Unveiling the 8th road map 2014 containing monetary and financial sector policies for 2014 and beyond at the CB auditorium in Colombo on Thursday, he said that consolidation in the banking and the non-banking financial institution (NBFI) sectors will have to be encouraged using the attractive tax concessions offered from the 2014 budget.

Central Bank Governor Ajith Nivard Cabraal jokes during a media briefing on Thursday in Colombo. Pic by Susantha Liyanawatte

Two development banks, DFCC Bank and National Development Bank will be encouraged to merge to become a strong bank, he added.
The two banks have substantial private ownership, but they also have state shareholders.

Some 22 smaller private banks with less than 100 billion rupees in assets should be merged within a considerable period, Mr. Cabraal said.

Banks are required to submit plans for mergers by June 2014, he added. State-run Bank of Ceylon and People’s Bank will be directed to expand their regional presence and operate with higher levels of capital.

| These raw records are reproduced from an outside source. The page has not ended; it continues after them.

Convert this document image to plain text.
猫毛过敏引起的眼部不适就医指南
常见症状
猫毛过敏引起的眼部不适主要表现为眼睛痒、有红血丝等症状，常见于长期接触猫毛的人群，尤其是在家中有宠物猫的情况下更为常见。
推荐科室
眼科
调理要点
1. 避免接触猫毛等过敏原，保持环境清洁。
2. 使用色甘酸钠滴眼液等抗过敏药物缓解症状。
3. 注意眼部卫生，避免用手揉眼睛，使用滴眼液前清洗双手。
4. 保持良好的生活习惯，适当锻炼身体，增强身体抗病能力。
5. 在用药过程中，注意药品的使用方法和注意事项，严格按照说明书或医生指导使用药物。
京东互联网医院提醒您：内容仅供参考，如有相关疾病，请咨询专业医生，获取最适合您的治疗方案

National Savings Bank is to broadbase its banking activities while new foreign banks will have to be locally incorporated commencing from the year 2016.

However Mr. Cabraal said that this will not apply for the existing foreign banks in the country. The NBFI sector consolidation plan will be implemented with incentives proposed in the 2014 budget. 58 non-bank financial institutions are to be consolidated into 20 larger ones.

A corporate group will be allowed to operate only one NBFI after end June 2014.

According to new guidelines they will be required to acquire or merge if they operate more than one NBFI.

Licenced banks will be encouraged to acquire NBFIs while larger NBFIs will be directed to acquire or merge with smaller NBFIs.

Smaller NBFIs are to be merged with one another and new investors, or banks or large NBFIs are to be directed to acquire negative net worth institutions.

Investors or banks are expected to absorb NBFIs with negative net worth by December 2014 and other mergers to be completed by 2015.

Investors infusing funds to increase capital of finance companies which need liquidity will be given matching funds from a liquidity support fund set by the CB. Finance companies will also get a liquidity facility from this fund.

According to new guidelines, the CB will impose penalties or remove from holding office key management personnel if they continue non-compliance of the CB’s directives.

Marketing practices such as lottery schemes of banks and NBFIs will have to be discontinued and the implementation of the current customer charter of banks will be enforced, he disclosed.